Having a high or low cholesterol level simply means knowing what to eat and what to avoid. No doubts your menu requires several diet changes if you are to keep a healthy heart for the rest of your life.
What Should You Eat To Lower Your Cholesterol?
This is the section that explains the true diets to lower cholesterol. In general you only need to consume less of animal based foods and eat more of plant based products. And it’s a long list of plant foods which include legumes, fruits, veggies and whole grains. To these you can add whole meal cereals, rice, pasta, breads and a wide array of grains. These are rich in carbohydrates and fiber but are low on saturated fats or cholesterol.
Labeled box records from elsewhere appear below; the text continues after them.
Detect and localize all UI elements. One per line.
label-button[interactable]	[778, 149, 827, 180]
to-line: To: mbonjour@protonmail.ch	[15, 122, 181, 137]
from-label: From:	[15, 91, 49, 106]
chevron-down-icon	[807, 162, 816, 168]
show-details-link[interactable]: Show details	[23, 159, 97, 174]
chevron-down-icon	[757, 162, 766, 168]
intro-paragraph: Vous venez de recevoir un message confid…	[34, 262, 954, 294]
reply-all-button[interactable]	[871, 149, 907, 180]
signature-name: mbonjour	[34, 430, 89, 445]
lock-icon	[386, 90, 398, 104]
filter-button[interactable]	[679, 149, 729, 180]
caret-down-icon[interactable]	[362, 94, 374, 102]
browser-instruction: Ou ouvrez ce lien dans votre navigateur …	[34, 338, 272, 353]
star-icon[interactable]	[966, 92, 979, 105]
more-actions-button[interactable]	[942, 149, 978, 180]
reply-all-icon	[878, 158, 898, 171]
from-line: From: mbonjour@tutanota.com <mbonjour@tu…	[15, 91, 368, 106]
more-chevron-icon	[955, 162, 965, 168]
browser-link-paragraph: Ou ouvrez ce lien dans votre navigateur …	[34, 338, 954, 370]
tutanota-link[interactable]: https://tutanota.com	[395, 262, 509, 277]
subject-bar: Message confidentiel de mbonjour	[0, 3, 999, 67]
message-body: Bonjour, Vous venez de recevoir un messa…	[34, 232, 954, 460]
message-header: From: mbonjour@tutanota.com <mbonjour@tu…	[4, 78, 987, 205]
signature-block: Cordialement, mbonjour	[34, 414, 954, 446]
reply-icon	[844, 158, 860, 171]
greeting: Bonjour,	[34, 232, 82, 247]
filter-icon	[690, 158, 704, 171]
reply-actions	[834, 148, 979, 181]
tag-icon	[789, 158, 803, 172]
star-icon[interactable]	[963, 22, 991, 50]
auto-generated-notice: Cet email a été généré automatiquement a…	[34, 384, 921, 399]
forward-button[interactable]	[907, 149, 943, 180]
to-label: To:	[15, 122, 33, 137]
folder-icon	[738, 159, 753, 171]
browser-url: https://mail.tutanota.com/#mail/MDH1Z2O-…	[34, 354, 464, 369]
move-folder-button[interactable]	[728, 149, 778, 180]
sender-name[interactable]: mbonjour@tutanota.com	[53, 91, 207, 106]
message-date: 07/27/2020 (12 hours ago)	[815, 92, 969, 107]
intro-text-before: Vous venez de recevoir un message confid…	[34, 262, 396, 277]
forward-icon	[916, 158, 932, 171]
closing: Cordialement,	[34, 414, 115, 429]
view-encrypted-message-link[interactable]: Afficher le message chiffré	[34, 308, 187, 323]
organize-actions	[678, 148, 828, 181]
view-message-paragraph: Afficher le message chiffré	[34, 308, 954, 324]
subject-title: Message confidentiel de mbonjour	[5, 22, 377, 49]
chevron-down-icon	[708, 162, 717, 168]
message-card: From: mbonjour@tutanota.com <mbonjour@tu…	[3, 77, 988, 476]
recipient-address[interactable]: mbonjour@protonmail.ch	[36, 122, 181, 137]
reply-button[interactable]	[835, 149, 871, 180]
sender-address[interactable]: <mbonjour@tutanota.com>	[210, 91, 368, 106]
However, you also need to be careful when consuming the high starch products; too much of carbohydrates will over work the liver making it produce more cholesterol which will compromise the idea we are driving across here. Here is how you know you need a cut on carbohydrates; if you have a bad score on HDL or your good cholesterol it simple means you are way over the 60% mark on carbohydrates. Besides the plant foods, also stick to low carbohydrate diets to lower cholesterol.
What You Should Not Eat
It’s either you go fully vegetarian or you watch how much of animal based products you consumer. Animal foods form a big part of our menus and are what we never miss out when eating at restaurants. Of course they feel good going down but they hurt us later on.
Here are the foods to avoid or watch out on; processed animal products like salamis, sausages and bacons, red meat with great layers of animal fat, organ meat, duck or goose meat. These are not the diets to lower cholesterol but they are high on saturated fats. Animal products like butter, cheese, egg yolks and ice cream also contain lots of cholesterol and saturated fats that aren’t good for a healthy you.
There is also another session of fats called the trans-fats. Trans-fats also have the same effect as saturated fats; though not deadly as the saturated fats. They increase LDL in the blood stream at the expense of HDL which is your good cholesterol. Trans-fats are commonly found in processed foods, which is why you should always check the label when buying canned or packed food.
Trans-fats find their way into our body because we never read the labels on food we buy; the ingredients are always listed down in order of importance and if Trans-fats are top of the list, RUN!
Remember your new lifestyle consist of diets to lower cholesterol so when buying canned or packed foods look out for these words Partially/ Hydrogenated Vegetable oil or Shortening, it’s just a nice way of saying Trans-fat which means it’s not good for you. You will also get Trans-fats in fried or baked foods, salad dressing and sweets. Do yourself a favor and keep your heart healthy by avoiding such foods.